Comecemos pelo eclipse solar deste sábado, quando a Lua nova ofusca o Sol em Áries. No signo de fogo viril e afirmativo que começa o zodíaco, a dinâmica de revelações e ocultamentos que caracteriza os eclipses envolve, de imediato, o próprio princípio masculino. Regente de Áries, o belicoso Marte transita no signo de Câncer, este associado às bases emocionais e familiares. Não é uma posição tranquila. Diz a tradição que o planeta está em queda quando passa por Câncer, como se em tensão entre a natural vontade instintiva e demandas afetivas.
Marte já transita por Câncer há um tempo maior que o normal para cruzar cada signo, por conta do movimento de retrogradação. Ou seja, além do desconforto de estar sob uma energia que gera tensão, precisa suportar uma duração maior deste esforço. Junte-se a isso o ângulo também tenso que Marte faz com o planetoide Quíron — o astro que rege nossas incuráveis feridas e que está em Áries! — e temos um período fértil para a liberação de energias marcianas contidas, como raivas e violências. A barbárie pode emergir vulcânica feito um acerto de contas com o que nos feriu.
Guerras e outros desatinos à parte, os bons aspectos que Marte agora faz com Urano e Netuno talvez tenham dado as condições para que o mundo inteiro fosse tocado coletivamente pela série inglesa — lançada há apenas duas semanas do eclipse ariano — e assim pudesse discutir a complexidade dos assuntos abordados. Não vou dar spoiler a quem ainda não viu Adolescência, mas devo dizer que a trama conecta temas marcianos, como virilidade e agressão, ao contexto juvenil das redes sociais. Nada mais urgente.
Na mesma direção, dias antes de eu conferir — e adorar — a minissérie, já me chamara a atenção o vídeo É Sempre um Homem, do canal Meio, no YouTube, em que o jornalista Pedro Doria fala dos chamados “homens periféricos”. Citando autores e estatísticas, Doria analisa os perfis predominantemente masculinos entre grupos que defendem posturas extremistas na política, como o armamentismo e anseios ditatoriais. Seriam esses os homens periféricos, derrubados dos tronos de poder a que sempre se alçaram na cultura machista por conta das crescentes conquistas femininas.
A sensação de perda de valor dessa parcela social masculina gerou um ressentimento perigoso, que hoje nutre líderes autoritários, partidos e organizações empenhados em resgatar a supremacia perdida. Movimentos como o Red Pill — olha a literal energia vermelha de Marte! — pregam retaliações ao feminino. Como dialogar com esses homens com empatia, e sem que sejam vistos apenas como misóginos, retrógrados e fascistas?, pergunta Doria.
Eis escancarada a ferida moderna do masculino.
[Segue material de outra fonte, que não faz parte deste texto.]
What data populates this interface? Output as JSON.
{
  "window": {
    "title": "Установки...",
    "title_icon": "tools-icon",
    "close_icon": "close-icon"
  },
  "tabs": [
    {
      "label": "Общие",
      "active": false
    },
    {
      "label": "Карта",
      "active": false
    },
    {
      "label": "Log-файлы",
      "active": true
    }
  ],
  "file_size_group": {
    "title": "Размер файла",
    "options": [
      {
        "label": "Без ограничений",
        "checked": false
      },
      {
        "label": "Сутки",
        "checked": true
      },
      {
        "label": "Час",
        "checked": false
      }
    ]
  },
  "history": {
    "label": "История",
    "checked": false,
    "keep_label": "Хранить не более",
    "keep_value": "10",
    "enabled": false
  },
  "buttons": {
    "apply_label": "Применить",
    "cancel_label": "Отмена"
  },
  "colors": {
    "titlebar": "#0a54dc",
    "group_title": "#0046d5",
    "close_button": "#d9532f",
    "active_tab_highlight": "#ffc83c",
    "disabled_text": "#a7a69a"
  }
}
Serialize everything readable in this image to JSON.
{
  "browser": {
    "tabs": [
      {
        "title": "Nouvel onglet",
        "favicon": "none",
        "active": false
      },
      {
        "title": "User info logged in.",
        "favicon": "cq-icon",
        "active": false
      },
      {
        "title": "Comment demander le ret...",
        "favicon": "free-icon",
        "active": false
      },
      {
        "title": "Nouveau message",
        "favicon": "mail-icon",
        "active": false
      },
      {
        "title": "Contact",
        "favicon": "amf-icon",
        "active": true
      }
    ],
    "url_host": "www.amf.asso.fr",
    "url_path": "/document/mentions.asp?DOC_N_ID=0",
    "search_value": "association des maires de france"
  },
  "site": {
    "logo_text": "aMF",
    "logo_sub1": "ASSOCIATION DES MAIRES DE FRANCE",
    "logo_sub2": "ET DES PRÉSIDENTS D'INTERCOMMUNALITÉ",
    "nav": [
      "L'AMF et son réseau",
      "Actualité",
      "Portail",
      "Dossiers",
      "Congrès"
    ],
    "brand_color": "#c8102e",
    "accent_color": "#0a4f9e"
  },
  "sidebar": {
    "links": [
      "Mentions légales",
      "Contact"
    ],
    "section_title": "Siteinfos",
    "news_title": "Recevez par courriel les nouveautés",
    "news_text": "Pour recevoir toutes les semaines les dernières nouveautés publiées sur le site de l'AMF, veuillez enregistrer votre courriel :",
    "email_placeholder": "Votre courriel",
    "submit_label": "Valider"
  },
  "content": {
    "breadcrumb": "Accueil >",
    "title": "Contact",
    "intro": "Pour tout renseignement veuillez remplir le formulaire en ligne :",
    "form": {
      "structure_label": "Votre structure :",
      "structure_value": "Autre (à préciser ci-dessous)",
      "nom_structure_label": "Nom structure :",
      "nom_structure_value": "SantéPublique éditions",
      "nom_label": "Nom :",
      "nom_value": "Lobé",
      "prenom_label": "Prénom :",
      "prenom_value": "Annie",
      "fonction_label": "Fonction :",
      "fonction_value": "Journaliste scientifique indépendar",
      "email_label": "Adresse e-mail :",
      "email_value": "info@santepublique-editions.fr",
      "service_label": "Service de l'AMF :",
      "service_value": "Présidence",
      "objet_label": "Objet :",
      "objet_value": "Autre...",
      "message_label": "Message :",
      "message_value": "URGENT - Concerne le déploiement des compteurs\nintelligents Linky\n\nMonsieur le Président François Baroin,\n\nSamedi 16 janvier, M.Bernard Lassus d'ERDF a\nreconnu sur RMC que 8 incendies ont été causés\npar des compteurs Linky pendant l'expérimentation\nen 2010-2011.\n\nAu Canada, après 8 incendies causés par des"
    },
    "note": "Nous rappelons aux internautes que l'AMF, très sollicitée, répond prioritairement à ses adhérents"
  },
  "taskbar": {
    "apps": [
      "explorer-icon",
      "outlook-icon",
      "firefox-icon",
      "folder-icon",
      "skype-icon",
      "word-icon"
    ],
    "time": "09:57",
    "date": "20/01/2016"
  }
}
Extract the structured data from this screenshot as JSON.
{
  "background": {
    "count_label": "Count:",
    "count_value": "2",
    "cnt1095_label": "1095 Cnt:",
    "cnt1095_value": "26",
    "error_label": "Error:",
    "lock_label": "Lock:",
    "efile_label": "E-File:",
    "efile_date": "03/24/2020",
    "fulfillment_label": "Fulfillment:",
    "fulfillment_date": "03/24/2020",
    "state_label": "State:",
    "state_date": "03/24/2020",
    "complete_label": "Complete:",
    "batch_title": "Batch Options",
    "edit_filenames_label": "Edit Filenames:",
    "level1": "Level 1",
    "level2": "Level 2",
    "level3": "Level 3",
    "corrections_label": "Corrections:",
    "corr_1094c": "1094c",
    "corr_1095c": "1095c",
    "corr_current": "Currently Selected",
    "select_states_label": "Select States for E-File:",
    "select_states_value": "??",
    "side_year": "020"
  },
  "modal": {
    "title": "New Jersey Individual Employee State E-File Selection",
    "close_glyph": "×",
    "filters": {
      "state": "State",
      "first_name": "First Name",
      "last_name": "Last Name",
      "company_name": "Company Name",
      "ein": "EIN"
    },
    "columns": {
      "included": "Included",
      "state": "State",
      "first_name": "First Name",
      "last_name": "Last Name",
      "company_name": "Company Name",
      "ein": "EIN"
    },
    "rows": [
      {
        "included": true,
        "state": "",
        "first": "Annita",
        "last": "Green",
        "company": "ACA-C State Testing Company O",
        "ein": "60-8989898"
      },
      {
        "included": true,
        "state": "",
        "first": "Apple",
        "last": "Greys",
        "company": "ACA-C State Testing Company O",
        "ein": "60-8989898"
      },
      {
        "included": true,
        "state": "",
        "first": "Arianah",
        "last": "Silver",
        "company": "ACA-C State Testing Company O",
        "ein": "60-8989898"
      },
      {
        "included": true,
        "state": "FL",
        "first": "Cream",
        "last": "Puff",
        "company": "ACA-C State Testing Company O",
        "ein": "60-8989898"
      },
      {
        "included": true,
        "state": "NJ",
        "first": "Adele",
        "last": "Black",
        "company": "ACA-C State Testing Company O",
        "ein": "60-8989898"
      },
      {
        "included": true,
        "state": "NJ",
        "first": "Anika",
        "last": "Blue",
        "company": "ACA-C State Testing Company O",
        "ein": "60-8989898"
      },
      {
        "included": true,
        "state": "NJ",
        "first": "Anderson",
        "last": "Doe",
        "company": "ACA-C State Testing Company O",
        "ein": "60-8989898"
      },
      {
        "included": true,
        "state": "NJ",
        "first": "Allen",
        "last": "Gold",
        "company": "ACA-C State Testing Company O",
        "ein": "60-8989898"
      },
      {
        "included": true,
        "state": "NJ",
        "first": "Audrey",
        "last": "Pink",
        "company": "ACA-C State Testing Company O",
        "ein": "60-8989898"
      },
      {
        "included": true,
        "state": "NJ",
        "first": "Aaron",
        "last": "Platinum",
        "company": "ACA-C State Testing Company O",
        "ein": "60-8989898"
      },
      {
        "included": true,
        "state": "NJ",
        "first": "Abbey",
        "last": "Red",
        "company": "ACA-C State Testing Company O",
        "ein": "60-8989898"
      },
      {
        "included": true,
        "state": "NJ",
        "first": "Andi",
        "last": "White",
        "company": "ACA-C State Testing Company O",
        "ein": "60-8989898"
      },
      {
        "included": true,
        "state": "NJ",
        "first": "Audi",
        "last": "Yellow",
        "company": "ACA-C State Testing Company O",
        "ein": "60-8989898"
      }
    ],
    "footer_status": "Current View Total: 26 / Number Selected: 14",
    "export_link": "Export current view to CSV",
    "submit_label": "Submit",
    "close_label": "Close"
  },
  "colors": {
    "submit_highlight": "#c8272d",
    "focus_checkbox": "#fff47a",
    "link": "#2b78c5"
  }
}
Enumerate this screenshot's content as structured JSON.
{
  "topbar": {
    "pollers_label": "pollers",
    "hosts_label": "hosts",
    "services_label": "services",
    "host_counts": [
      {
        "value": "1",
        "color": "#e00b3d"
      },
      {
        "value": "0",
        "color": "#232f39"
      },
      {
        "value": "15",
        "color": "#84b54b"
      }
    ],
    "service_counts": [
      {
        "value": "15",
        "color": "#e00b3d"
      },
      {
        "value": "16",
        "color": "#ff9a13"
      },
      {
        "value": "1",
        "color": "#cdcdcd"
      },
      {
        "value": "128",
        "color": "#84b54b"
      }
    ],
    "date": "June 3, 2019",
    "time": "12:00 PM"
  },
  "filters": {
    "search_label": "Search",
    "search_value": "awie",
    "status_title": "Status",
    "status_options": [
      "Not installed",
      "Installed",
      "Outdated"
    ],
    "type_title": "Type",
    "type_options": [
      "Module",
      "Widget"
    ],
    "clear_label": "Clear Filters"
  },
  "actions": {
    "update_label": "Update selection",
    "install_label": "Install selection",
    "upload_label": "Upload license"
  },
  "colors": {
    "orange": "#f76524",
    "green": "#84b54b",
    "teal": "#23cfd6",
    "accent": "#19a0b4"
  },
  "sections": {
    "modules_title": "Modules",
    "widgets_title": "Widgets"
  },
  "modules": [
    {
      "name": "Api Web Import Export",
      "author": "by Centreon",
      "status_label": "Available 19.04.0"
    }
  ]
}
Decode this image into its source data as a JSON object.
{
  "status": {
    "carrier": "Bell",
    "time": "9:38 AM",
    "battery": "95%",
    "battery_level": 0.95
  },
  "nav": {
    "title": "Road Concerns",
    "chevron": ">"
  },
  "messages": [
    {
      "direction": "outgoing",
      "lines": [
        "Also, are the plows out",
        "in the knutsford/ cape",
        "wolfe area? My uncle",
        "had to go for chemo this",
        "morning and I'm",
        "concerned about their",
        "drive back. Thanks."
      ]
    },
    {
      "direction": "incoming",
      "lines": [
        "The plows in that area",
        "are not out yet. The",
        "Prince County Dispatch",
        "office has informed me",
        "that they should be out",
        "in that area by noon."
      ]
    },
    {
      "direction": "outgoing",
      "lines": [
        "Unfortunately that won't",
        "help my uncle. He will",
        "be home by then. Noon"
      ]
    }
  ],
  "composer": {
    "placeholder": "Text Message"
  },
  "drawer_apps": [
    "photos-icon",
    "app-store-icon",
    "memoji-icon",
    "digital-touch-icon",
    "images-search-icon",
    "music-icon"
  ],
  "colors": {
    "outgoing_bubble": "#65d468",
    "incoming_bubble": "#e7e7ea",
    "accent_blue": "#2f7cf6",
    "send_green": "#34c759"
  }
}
Em meio a novas lideranças com sangue nos olhos e exagerada testosterona e a brados reacionários de religiosos que tentam justificar, à luz da teologia, um retorno ao antigo quadro de submissão das mulheres aos homens.
O eclipse solar em Áries e as tensões de Marte ativam esse tema a ser encarado pelos humanos nesta quadra histórica. A entrada de Netuno em Áries, neste domingo, para um ciclo de 14 anos, deve enfatizar os temas masculinos ainda mais. Precisamos falar sobre isso. E é uma bênção quando uma obra de arte, como a minissérie Adolescência, propicia os debates necessários para as medidas que possam conduzir a uma humanidade mais pacífica e justa.